Sul codice appalti siamo allo stesso punto in cui eravamo un anno fa: nel bel mezzo di una forte incertezza normativa che, nella pratica, sta bloccando il mercato degli appalti pubblici. In particolar modo quello dell’innovazione digitale. La banca dati europea TED (Tenders Electronic Daily) parla chiaro: nel 2016 le procedure di gara italiane — sia a livello generale che in ambito ICT — hanno subito dei rallentamenti rispetto alle procedure emesse negli anni precedenti. Per l’ennesima volta una normativa confusa e non portata completamente a termine sta rappresentando un freno e non un volano all’innovazione della PA. Da una parte, stiamo dando al mondo pubblico un alibi al non fare: di fronte all’incertezza, la PA sembra infatti adottare la cosiddetta burocrazia difensiva, stando immobile. Dall’altra, non stiamo dando opportunità alle imprese private che vorrebbero fare innovazione insieme al pubblico.
Avevamo due anni per riformare il codice dei contratti pubblici come indicato dall’Europa. L’abbiamo fatto all’ultimo minuto, come del resto in molti altri Paesi d’Europa. Il 19 aprile 2016 abbiamo emesso un codice che conteneva diversi errori e, pochi mesi dopo, abbiamo cominciato ad avviare delle consultazioni pubbliche per capire come rivederlo.
Ora abbiamo tempo fino al 19 aprile 2017 per far uscire un correttivo. La palla è in mano al Parlamento, che sta lavorando in fretta e furia per recepire le oltre 250 modifiche segnalate da associazioni ed esperti del settore nelle scorse settimane.
Ma non finisce qui, anzi è solo l’inizio: una volta approvato il codice si ricomincerà con l’approvazione dei circa 50 provvedimenti attuativi necessari a renderlo pienamente operativo. Fino ad allora non potremo utilizzare a pieno le nuove procedure di acquisto che l’Europa ci ha chiesto di recepire per riuscire a far si che il pubblico compri innovazione.

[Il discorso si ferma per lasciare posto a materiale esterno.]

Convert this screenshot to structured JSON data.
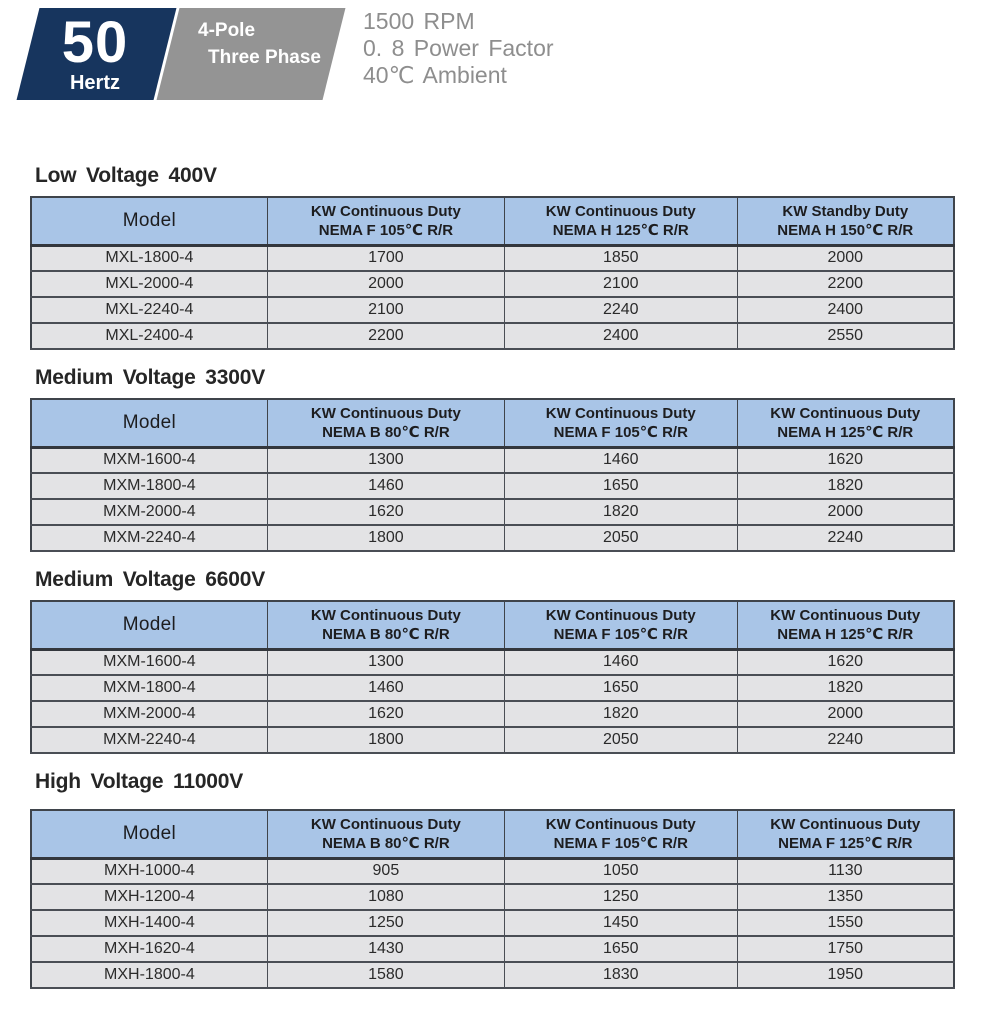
{
  "badge": {
    "frequency": "50",
    "frequency_unit": "Hertz",
    "pole": "4-Pole",
    "phase": "Three Phase"
  },
  "specs": {
    "rpm": "1500 RPM",
    "power_factor": "0. 8 Power Factor",
    "ambient": "40℃ Ambient"
  },
  "colors": {
    "badge_navy": "#17355e",
    "badge_gray": "#949494",
    "spec_text_gray": "#8e8e8e",
    "table_header_blue": "#a9c5e7",
    "table_row_gray": "#e3e3e5",
    "table_border": "#3f444b"
  },
  "sections": [
    {
      "title": "Low Voltage 400V",
      "columns": [
        [
          "Model"
        ],
        [
          "KW Continuous Duty",
          "NEMA F 105℃ R/R"
        ],
        [
          "KW Continuous Duty",
          "NEMA H 125℃ R/R"
        ],
        [
          "KW Standby Duty",
          "NEMA H 150℃ R/R"
        ]
      ],
      "rows": [
        [
          "MXL-1800-4",
          "1700",
          "1850",
          "2000"
        ],
        [
          "MXL-2000-4",
          "2000",
          "2100",
          "2200"
        ],
        [
          "MXL-2240-4",
          "2100",
          "2240",
          "2400"
        ],
        [
          "MXL-2400-4",
          "2200",
          "2400",
          "2550"
        ]
      ]
    },
    {
      "title": "Medium Voltage 3300V",
      "columns": [
        [
          "Model"
        ],
        [
          "KW Continuous Duty",
          "NEMA B 80℃ R/R"
        ],
        [
          "KW Continuous Duty",
          "NEMA F 105℃ R/R"
        ],
        [
          "KW Continuous Duty",
          "NEMA H 125℃ R/R"
        ]
      ],
      "rows": [
        [
          "MXM-1600-4",
          "1300",
          "1460",
          "1620"
        ],
        [
          "MXM-1800-4",
          "1460",
          "1650",
          "1820"
        ],
        [
          "MXM-2000-4",
          "1620",
          "1820",
          "2000"
        ],
        [
          "MXM-2240-4",
          "1800",
          "2050",
          "2240"
        ]
      ]
    },
    {
      "title": "Medium Voltage 6600V",
      "columns": [
        [
          "Model"
        ],
        [
          "KW Continuous Duty",
          "NEMA B 80℃ R/R"
        ],
        [
          "KW Continuous Duty",
          "NEMA F 105℃ R/R"
        ],
        [
          "KW Continuous Duty",
          "NEMA H 125℃ R/R"
        ]
      ],
      "rows": [
        [
          "MXM-1600-4",
          "1300",
          "1460",
          "1620"
        ],
        [
          "MXM-1800-4",
          "1460",
          "1650",
          "1820"
        ],
        [
          "MXM-2000-4",
          "1620",
          "1820",
          "2000"
        ],
        [
          "MXM-2240-4",
          "1800",
          "2050",
          "2240"
        ]
      ]
    },
    {
      "title": "High Voltage 11000V",
      "columns": [
        [
          "Model"
        ],
        [
          "KW Continuous Duty",
          "NEMA B 80℃ R/R"
        ],
        [
          "KW Continuous Duty",
          "NEMA F 105℃ R/R"
        ],
        [
          "KW Continuous Duty",
          "NEMA F 125℃ R/R"
        ]
      ],
      "rows": [
        [
          "MXH-1000-4",
          "905",
          "1050",
          "1130"
        ],
        [
          "MXH-1200-4",
          "1080",
          "1250",
          "1350"
        ],
        [
          "MXH-1400-4",
          "1250",
          "1450",
          "1550"
        ],
        [
          "MXH-1620-4",
          "1430",
          "1650",
          "1750"
        ],
        [
          "MXH-1800-4",
          "1580",
          "1830",
          "1950"
        ]
      ]
    }
  ]
}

Quindi, siamo davanti a una storia già vista: come un anno fa, ma con l’aggravante che nel frattempo è passato un anno, si sono registrate meno gare e il mercato comincia a dimostrare sempre più forti segnali di impazienza.

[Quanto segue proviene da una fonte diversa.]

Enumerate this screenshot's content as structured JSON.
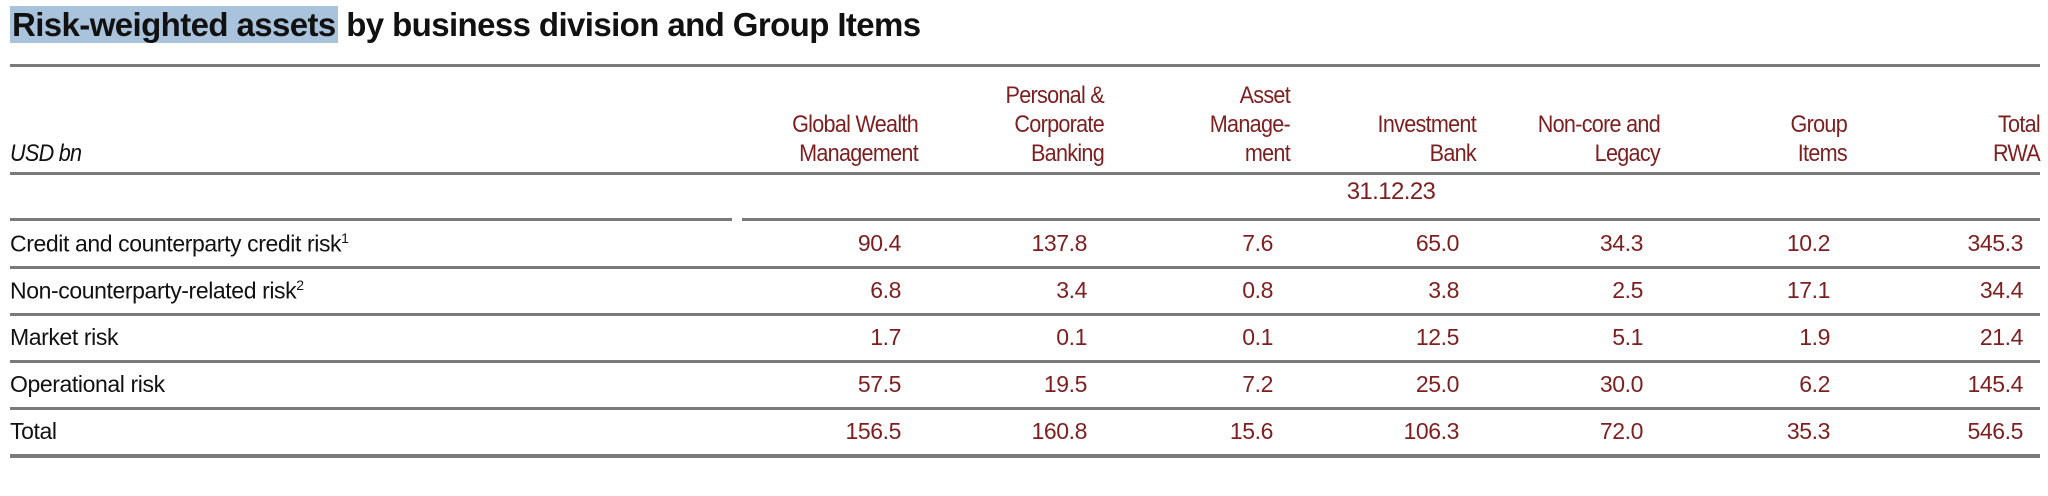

Usiamo pertanto i giorni da qui al 19 aprile per mettere mano all’impalcatura strategica del codice, affinché consenta al pubblico di comprare innovazione, soprattutto quella digitale. Ma capiamo fin da subito che il processo di riforma non finisce, ma inizia, con l’emissione del codice. La sua efficacia nel migliorare i processi di procurement pubblico dipenderà da quanto manterremo alta l’attenzione sul tema dopo il 19 aprile.